Research published recently by experts from Stanford University and the University of Utah helps explain at least one major reason. Aspen groves were dehydrated by Colorado’s severe drought between 2000 and 2004. Researchers looked at two main hypotheses about how trees were affected: either photosynthesis was affected and trees eventually starved, or their ability to transport water was compromised and they began dying of thirst.
More frequent severe droughts, wildfires and hotter, drier temperatures are in store for the Rocky Mountain West as man-made climate change intensifies, scientists warn.
"Large scale mortality events, such as we see with aspens, are the dynamite in ecosystem responses to climate change. We know that when they occur, they make a huge difference. But we are at the early stages of being able to predict occurrence," said Chris Field, director of Carnegie's Department of Global Ecology and professor of biology and of environmental Earth systems science at Stanford, in a statement.
The research by the Stanford team favors the theory that Aspens die of thirst because they lose the ability to conduct water in a drought. Researchers found that about 70 percent of the vascular systems of affected trees were blocked. Tiny air bubbles, akin to embolisms in people, prevented water from traveling through the “veins’’ and root structures of the affected trees. Roots appear to be especially vulnerable to long-lasting damage from lack of water. "Root death may also explain the lack of substantial resprouting in SAD forests , which has significant implications for the regrowth of aspen ecosystems, effects on biodiversity,and long-term carbon losses,'' the authors wrote in the journal PNAS.
Much work remains to be done to better understand how climate stresses affect forest health.
"Our study provides a snapshot of what future droughts could hold for the emblematic tree of the American West. Our results indicate an impaired ability to transport water due to drought damage plays an important role in the recent die-off of aspens," said researcher William Anderegg in a statement.

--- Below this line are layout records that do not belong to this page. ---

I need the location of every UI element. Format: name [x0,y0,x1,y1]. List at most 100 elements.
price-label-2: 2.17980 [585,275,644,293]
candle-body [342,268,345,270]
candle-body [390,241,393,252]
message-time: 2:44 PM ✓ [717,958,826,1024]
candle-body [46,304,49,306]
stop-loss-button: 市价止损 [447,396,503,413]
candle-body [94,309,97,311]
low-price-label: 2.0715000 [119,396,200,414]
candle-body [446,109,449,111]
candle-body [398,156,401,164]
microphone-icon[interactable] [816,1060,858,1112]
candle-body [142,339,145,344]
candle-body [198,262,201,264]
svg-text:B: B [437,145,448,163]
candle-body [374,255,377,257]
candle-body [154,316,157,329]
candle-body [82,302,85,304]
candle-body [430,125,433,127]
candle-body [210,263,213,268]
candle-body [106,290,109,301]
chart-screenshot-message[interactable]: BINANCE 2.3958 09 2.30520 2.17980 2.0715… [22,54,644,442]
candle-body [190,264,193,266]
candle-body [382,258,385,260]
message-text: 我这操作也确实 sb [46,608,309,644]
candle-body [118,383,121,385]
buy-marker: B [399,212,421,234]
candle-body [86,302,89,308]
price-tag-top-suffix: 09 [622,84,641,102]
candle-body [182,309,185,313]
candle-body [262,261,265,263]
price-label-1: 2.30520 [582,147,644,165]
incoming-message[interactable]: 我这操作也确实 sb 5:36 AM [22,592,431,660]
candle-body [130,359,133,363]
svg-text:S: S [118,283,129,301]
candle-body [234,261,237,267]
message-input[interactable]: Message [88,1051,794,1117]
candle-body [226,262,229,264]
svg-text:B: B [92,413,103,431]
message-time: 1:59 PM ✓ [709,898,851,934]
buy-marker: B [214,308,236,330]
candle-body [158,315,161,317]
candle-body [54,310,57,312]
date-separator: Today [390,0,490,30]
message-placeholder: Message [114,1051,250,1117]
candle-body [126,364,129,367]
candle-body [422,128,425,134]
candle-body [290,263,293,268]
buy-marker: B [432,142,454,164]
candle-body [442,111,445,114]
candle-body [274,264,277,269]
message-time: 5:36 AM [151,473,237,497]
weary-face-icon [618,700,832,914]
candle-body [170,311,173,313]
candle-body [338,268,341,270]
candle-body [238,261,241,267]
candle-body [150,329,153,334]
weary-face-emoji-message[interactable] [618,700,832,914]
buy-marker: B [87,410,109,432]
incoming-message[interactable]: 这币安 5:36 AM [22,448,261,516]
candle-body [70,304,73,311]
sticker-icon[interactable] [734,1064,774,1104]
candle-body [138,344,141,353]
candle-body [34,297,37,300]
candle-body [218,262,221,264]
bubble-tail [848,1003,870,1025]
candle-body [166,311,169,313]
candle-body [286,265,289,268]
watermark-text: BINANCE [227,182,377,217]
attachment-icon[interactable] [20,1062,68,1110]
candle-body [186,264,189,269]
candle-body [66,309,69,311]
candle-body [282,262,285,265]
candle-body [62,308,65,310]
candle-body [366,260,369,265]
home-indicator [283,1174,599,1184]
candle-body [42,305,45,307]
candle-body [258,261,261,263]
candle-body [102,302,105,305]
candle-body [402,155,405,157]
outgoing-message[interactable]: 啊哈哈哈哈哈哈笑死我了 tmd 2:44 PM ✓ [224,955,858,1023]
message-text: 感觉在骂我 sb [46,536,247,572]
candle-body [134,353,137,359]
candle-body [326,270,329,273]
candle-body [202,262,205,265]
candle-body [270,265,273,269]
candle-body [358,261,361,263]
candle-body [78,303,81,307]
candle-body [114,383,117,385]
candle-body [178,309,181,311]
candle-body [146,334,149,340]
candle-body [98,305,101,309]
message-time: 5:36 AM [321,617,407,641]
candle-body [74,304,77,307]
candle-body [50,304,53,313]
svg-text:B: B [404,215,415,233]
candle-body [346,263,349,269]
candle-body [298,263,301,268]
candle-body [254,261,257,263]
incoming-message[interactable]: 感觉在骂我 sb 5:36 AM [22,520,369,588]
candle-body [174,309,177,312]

Drought is not the only cause of climate-related tree stress. A global overview of recent research by Craig D. Allen and others suggests that forests around the world are at risk.
The abstract of their study from 2010 published in Forest Ecology and Management says in part: “Although episodic mortality occurs in the absence of climate change, studies compiled here suggest that at least some of the world’s forested ecosystems already may be responding to climate change and raise concern that forests may become increasingly vulnerable to higher background tree mortality rates and die-off in response to future warming and drought, even in environments that are not normally considered water limited.’’
It is sad to envision a world with far fewer forests, which almost certainly will be our generation's legacy.